High cell density fed-batch production of insecticidal recombinant ribotoxin hirsutellin A from Pichia pastoris

Abstract

Background: The fungal ribotoxin hirsutellin A (HtA) exhibits strong insecticidal activity; however, efficient systems for expressing recombinant HtA (rHtA) are lacking. Here, we established an efficient heterologous expression system to produce large amounts of rHtA. Results: Recombinant Pichia pastoris transformants with high levels of secretory rHtA were screened, and in a fed-batch reactor, rHtA was secreted at levels up to 80 mg/l following methanol induction, which was more than sixfold higher than that in shake flasks. Approximately 7 mg of highly pure rHtA was obtained from 300 ml of fed-batch culture supernatant by Ni+-nitriloacetic acid affinity chromatography and CM Sepharose ion-exchange chromatography.
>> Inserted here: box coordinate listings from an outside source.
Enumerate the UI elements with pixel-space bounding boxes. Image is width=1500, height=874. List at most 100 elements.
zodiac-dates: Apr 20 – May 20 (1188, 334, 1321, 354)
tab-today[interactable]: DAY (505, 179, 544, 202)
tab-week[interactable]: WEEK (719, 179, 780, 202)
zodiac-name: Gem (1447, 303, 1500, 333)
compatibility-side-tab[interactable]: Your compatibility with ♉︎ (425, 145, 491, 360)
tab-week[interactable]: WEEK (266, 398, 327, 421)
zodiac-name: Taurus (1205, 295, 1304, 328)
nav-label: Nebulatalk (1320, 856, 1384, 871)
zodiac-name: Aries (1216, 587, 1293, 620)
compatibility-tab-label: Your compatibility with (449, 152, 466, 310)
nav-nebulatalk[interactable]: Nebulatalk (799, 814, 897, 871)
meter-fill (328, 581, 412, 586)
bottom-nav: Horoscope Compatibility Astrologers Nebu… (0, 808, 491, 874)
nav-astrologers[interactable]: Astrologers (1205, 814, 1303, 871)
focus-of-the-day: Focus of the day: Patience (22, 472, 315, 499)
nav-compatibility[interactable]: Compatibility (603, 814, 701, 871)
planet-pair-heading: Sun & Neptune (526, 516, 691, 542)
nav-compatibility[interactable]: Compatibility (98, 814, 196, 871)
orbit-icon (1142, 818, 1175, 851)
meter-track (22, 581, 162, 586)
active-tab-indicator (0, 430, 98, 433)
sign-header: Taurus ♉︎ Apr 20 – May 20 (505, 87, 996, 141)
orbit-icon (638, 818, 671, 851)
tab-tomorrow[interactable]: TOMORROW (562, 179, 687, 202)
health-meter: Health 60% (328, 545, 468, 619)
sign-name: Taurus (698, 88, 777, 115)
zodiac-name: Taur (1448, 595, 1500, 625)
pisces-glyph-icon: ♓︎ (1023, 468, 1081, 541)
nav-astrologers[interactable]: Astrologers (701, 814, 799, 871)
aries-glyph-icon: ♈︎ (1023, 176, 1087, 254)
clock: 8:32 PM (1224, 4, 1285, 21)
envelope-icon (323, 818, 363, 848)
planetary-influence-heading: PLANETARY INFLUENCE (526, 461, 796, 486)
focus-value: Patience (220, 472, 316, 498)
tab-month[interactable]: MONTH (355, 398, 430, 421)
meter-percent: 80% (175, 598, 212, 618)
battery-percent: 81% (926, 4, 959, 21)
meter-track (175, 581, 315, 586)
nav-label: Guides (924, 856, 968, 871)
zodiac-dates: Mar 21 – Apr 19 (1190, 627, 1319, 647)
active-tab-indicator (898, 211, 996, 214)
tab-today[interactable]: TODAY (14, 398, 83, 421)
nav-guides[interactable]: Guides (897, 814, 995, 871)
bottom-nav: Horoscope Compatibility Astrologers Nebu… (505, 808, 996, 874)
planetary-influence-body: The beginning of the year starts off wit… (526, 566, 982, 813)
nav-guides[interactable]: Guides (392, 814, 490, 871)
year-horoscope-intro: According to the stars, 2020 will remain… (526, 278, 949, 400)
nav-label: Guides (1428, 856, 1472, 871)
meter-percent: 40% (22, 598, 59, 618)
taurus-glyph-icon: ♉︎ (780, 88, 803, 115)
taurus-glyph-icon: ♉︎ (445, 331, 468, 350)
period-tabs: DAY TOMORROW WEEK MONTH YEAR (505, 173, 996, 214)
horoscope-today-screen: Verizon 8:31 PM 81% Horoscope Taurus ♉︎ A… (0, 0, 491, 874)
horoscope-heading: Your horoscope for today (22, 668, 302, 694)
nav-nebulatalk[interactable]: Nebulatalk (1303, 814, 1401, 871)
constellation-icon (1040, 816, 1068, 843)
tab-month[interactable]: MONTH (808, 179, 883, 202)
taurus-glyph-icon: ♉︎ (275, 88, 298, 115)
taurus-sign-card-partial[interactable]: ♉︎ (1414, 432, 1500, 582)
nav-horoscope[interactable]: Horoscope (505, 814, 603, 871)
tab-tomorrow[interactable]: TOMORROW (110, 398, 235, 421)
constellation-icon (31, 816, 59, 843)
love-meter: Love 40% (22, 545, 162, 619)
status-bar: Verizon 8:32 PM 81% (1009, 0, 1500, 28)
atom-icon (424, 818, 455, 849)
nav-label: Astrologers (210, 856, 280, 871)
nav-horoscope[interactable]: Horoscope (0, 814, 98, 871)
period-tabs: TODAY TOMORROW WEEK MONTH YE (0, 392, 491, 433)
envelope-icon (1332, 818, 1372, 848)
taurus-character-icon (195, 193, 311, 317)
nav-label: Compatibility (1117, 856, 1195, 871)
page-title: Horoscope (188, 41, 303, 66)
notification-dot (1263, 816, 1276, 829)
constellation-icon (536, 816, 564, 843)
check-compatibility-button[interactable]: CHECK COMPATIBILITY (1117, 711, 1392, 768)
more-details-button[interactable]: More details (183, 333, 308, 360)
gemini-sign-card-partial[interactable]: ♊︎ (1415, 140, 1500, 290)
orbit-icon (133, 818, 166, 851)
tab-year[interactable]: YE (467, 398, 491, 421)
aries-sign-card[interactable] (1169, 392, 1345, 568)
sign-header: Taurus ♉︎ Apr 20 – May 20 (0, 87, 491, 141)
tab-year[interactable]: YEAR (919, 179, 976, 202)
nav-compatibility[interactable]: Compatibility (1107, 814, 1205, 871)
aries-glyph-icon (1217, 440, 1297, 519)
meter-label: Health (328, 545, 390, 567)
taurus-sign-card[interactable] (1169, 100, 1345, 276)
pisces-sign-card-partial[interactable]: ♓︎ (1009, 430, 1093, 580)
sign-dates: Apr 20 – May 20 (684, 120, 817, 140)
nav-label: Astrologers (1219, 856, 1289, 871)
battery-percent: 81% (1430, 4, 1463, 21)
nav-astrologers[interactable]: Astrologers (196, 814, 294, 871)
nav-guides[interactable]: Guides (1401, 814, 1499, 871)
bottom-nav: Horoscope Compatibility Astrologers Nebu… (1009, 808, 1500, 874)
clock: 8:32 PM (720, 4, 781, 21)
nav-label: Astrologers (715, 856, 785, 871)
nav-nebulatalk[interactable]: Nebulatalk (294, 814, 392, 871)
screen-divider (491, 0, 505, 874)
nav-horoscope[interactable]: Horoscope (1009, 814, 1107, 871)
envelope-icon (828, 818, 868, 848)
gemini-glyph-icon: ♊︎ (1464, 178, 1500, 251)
Mass spectrometry results revealed rHtA as a native N-terminal non-glycosylated monomeric protein with a molecular weight of 15.3 kDa. Purified rHtA exhibited excellent thermal and protease stability and dose-dependent cytotoxicity to Sf9 insect cells and insecticidal activity against Galleria mellonella larvae. Conclusions: This is the first report of rHtA expression in P. pastoris. The rHtA was expressed at a high level under high-cell-density fed-batch fermentation and was efficiently purified using a two-step purification method. Purified rHtA exhibited thermal and protease stability, as well as appropriate bioactivities. Our results indicate that fed-batch production by P. pastoris is an efficient method to produce functional rHtA.